Questʼultima specie di sacrifizii, se offerti per rendimento di grazie (Todah), dovevano essere accompagnati da un presente di farina e olio, che si coceva parte in pane azzimo, e parte in pane lievitato, e doveva mangiarsi tutto in un sol giorno.
Ma per unʼaltra disposizione del Numeri (xv, 2–16), che sembra più recente, ogni sacrifizio, fosse olocausto o pacifico, doveva essere unito al presente di farina e alla libazione del vino.
Del resto questo genere di offerta, come volontaria, poteva farsi in più modi anche separata dal sacrifizio cruento. (Levit., ii).

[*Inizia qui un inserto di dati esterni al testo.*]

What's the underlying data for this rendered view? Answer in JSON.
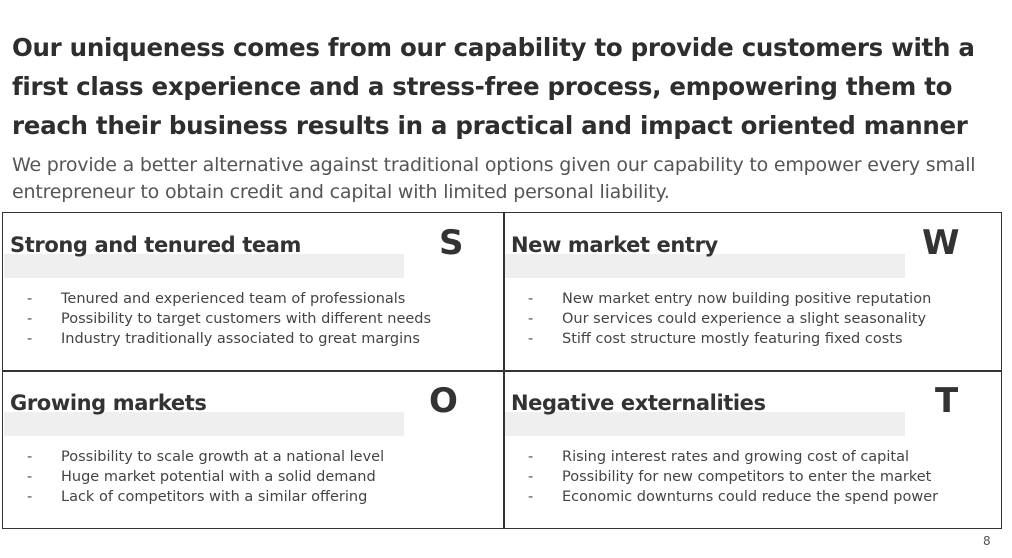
{
  "title": "Our uniqueness comes from our capability to provide customers with a first class experience and a stress-free process, empowering them to reach their business results in a practical and impact oriented manner",
  "subtitle": "We provide a better alternative against traditional options given our capability to empower every small entrepreneur to obtain credit and capital with limited personal liability.",
  "swot": [
    {
      "letter": "S",
      "heading": "Strong and tenured team",
      "items": [
        "Tenured and experienced team of professionals",
        "Possibility to target customers with different needs",
        "Industry traditionally associated to great margins"
      ]
    },
    {
      "letter": "W",
      "heading": "New market entry",
      "items": [
        "New market entry now building positive reputation",
        "Our services could experience a slight seasonality",
        "Stiff cost structure mostly featuring fixed costs"
      ]
    },
    {
      "letter": "O",
      "heading": "Growing markets",
      "items": [
        "Possibility to scale growth at a national level",
        "Huge market potential with a solid demand",
        "Lack of competitors with a similar offering"
      ]
    },
    {
      "letter": "T",
      "heading": "Negative externalities",
      "items": [
        "Rising interest rates and growing cost of capital",
        "Possibility for new competitors to enter the market",
        "Economic downturns could reduce the spend power"
      ]
    }
  ],
  "bullet_marker": "-",
  "page_number": "8"
}
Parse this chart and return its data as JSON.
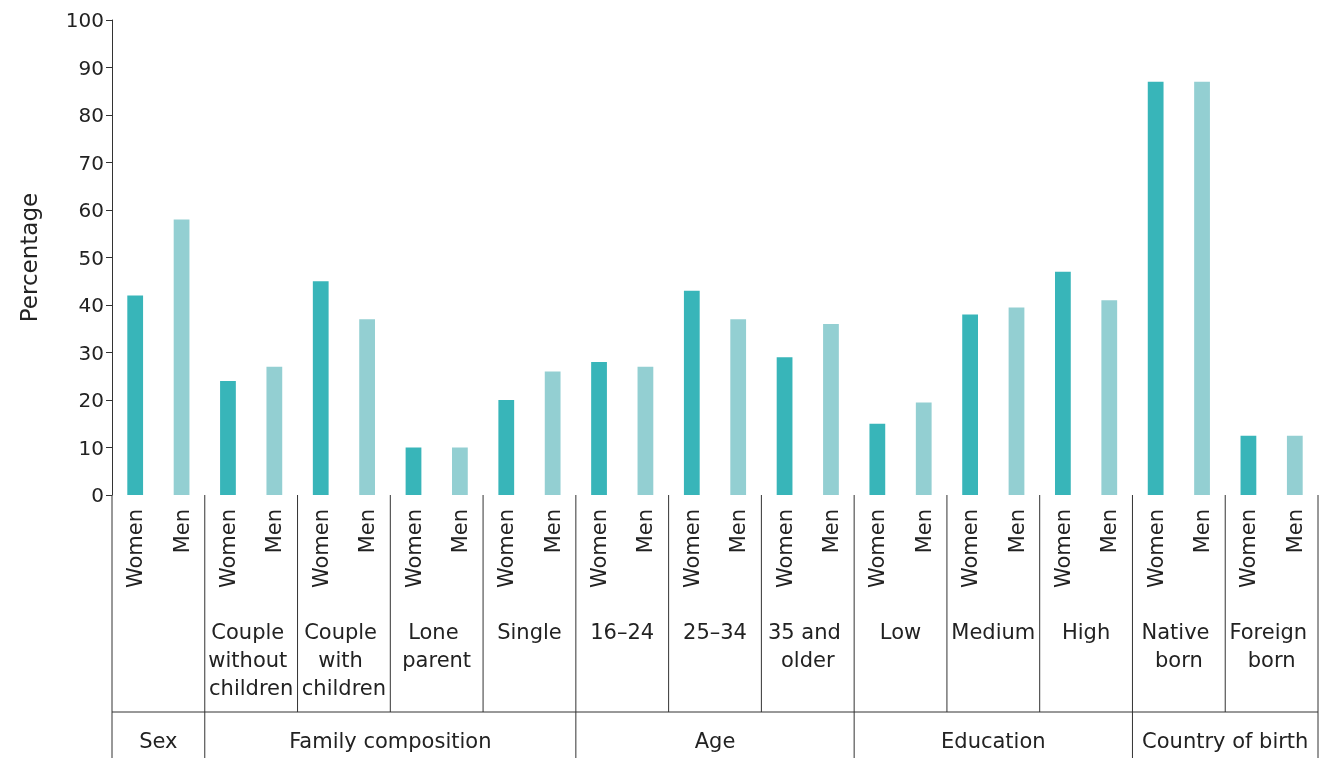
{
  "chart_data": {
    "type": "bar",
    "ylabel": "Percentage",
    "categories": [
      "Women",
      "Men",
      "Women",
      "Men",
      "Women",
      "Men",
      "Women",
      "Men",
      "Women",
      "Men",
      "Women",
      "Men",
      "Women",
      "Men",
      "Women",
      "Men",
      "Women",
      "Men",
      "Women",
      "Men",
      "Women",
      "Men",
      "Women",
      "Men",
      "Women",
      "Men"
    ],
    "values": [
      42,
      58,
      24,
      27,
      45,
      37,
      10,
      10,
      20,
      26,
      28,
      27,
      43,
      37,
      29,
      36,
      15,
      19.5,
      38,
      39.5,
      47,
      41,
      87,
      87,
      12.5,
      12.5
    ],
    "colors": [
      "#38b5b9",
      "#93cfd2",
      "#38b5b9",
      "#93cfd2",
      "#38b5b9",
      "#93cfd2",
      "#38b5b9",
      "#93cfd2",
      "#38b5b9",
      "#93cfd2",
      "#38b5b9",
      "#93cfd2",
      "#38b5b9",
      "#93cfd2",
      "#38b5b9",
      "#93cfd2",
      "#38b5b9",
      "#93cfd2",
      "#38b5b9",
      "#93cfd2",
      "#38b5b9",
      "#93cfd2",
      "#38b5b9",
      "#93cfd2",
      "#38b5b9",
      "#93cfd2"
    ],
    "ylim": [
      0,
      100
    ],
    "yticks": [
      0,
      10,
      20,
      30,
      40,
      50,
      60,
      70,
      80,
      90,
      100
    ],
    "grid": false,
    "annotations": [
      "Couple without children",
      "Couple with children",
      "Lone parent",
      "Single",
      "16–24",
      "25–34",
      "35 and older",
      "Low",
      "Medium",
      "High",
      "Native born",
      "Foreign born",
      "Sex",
      "Family composition",
      "Age",
      "Education",
      "Country of birth"
    ]
  }
}
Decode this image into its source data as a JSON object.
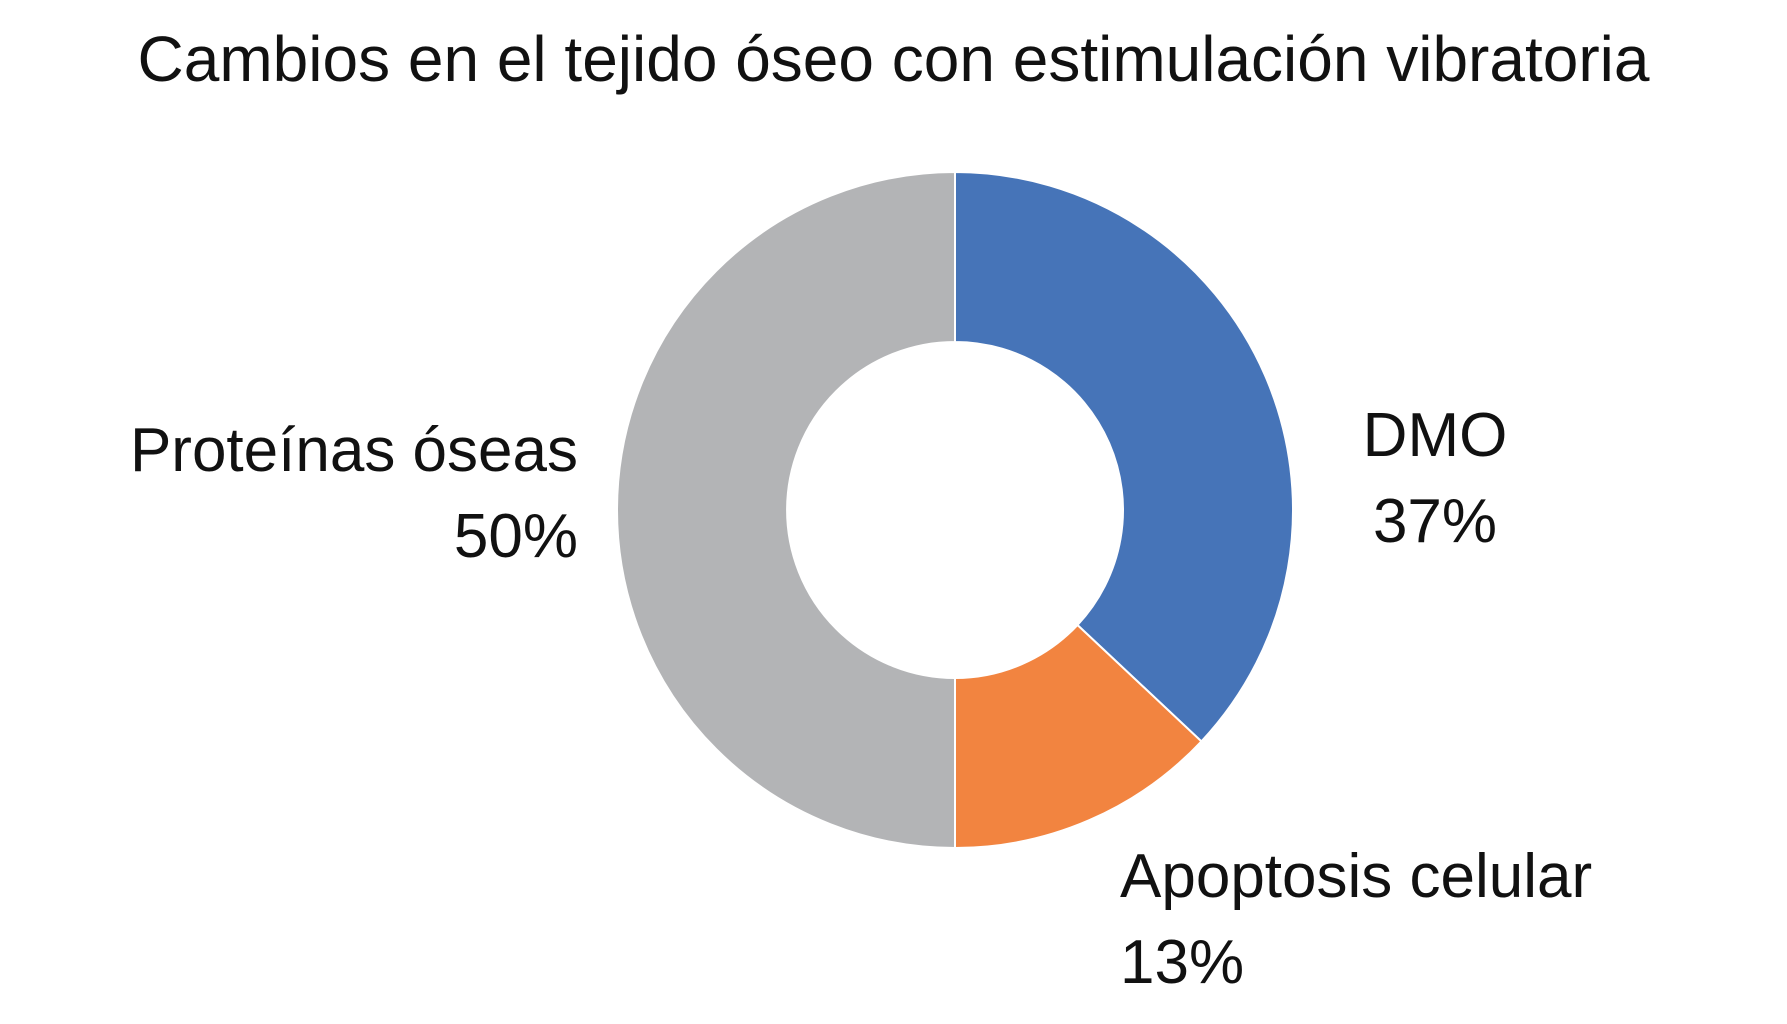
{
  "chart_data": {
    "type": "pie",
    "variant": "donut",
    "title": "Cambios en el tejido óseo con estimulación vibratoria",
    "slices": [
      {
        "category": "DMO",
        "value": 37,
        "label": "37%",
        "color": "#4674B8"
      },
      {
        "category": "Apoptosis celular",
        "value": 13,
        "label": "13%",
        "color": "#F28440"
      },
      {
        "category": "Proteínas óseas",
        "value": 50,
        "label": "50%",
        "color": "#B3B4B6"
      }
    ],
    "start_angle": "12 o'clock",
    "direction": "clockwise",
    "legend": "none (data labels beside slices)"
  }
}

Le sole specie di animali idonee ad essere offerte in sacrifizio erano quelle che più volte abbiamo nominato, cioè gli ovini e i bovini fra i quadrupedi, e le tortore e i colombi fra i volatili; ma non potevano fra i quadrupedi immolarsi nello stesso giorno la madre ed uno dei suoi figli (Levit., xxii, 28). Era dʼuopo inoltre che la vittima avesse almeno età di otto giorni (ivi, 27) e fosse immune da qualunque difetto (ivi, 17–25).[549]
In certi casi poi, come nel sacrifizio quotidiano, in quelli del sabato, dei novilunii, e delle feste, gli agnelli non dovevano superare lʼetà di un anno. I rabbini consigliarono al minimo lʼetà di un mese per ogni sacrifizio espiatorio e per gli olocausti pubblici, non superiore di un anno per gli agnelli, i capretti e i vitelli, non di due per i montoni e i capri, e non di tre per i giovenchi.[550]
Essi inoltre trattarono molto ampiamente tutto questo subbietto dei sacrifizii, e discesero ai più minuti particolari, specialmente in due estesi trattati talmudici intitolati dei Sacrifizii (Zebaḣim) e delle Offerte (Menaḣoth); ma seguirli in questo rituale sarebbe veramente ozioso, ed estraneo ancora allo scopo che ci siamo proposti.
Ci resta però ad esaminare brevemente una questione di qualche importanza per le idee religiose dellʼEbraismo. Era egli permesso accettare offerte e sacrifizii da chi non apparteneva per nascita al popolo ebreo, e non voleva nè anche convertirsi? A parer nostro, non vi può essere dubbio che, quando nel Levitico, dopo aver proibito di offrire animali difettosi, si soggiunge: «E dalla mano di persona straniera non offrirete il cibo del vostro Dio di tutti questi, perchè è in essi guasto, è in essi difetto, non vi sarebbero graditi» (xxii, 25), si proibisce di accettare anche dagli stranieri offerte di animali difettosi; lo che necessariamente suppone che di animali perfetti si sarebbero potuti accogliere. Così intesero rettamente questo passo i talmudisti[551] e alcuni degli interpetri moderni.[552] È dunque un errore quello del Wellhausen[553] che non badando al contesto, nel quale si trovava questo verso, ne ha voluto trarre lʼesclusione degli stranieri dal portare offerte a Jahveh.
Per terminare finalmente questo argomento dei sacrifizi fa dʼuopo ancora aggiungere che quasi come conseguenza del rito di dover bruciare certe parti del grasso di ogni animale offerto in sacrifizio, il nostro codice proibisce di mangiare il grasso degli animali ovini e bovini, e solo permette di valersi per altri usi del grasso degli animali morti naturalmente o dilaniati dalle fiere. (Levit., vii, 23–26, iii, 17).
Sʼintende facilmente che non tutto il grasso era proibito, ma soltanto quelle parti che nei sacrifizii si dovevano offrire sullʼaltare. Ma anche su queste sorge unʼaltra domanda: si è voluto fare questa proibizione soltanto per gli animali offerti in sacrifizio, o ancora per qualunque altro? Le parole del testo non sono troppo chiare, perchè da un lato intese alla lettera si applicherebbero ad ogni animale, dallʼaltro, badando a tutto il contesto, sembrerebbero contenere una particolare proibizione per gli animali sacrificati. Glʼinterpetri quindi sono di opinioni differenti.[554]
I talmudisti hanno inteso la proibizione nel senso più lato,[555] e ci pare che in questo caso si siano apposti al vero; perchè nei due citati passi della Scrittura, si pone a paro la proibizione di cibarsi di grasso con quella di cibarsi di sangue. Ora, siccome è impossibile che lʼautore del codice sacerdotale abbia voluto ristringere la proibizione del sangue alle sole vittime sacrificate, perchè altre leggi anteriori lo avevano proibito di ogni animale, assegnandone ancora la ragione; così anche la proibizione intorno al grasso deve intendersi nello stesso modo, ma ristretta però, come il testo stesso ne avverte, agli ovini e ai bovini.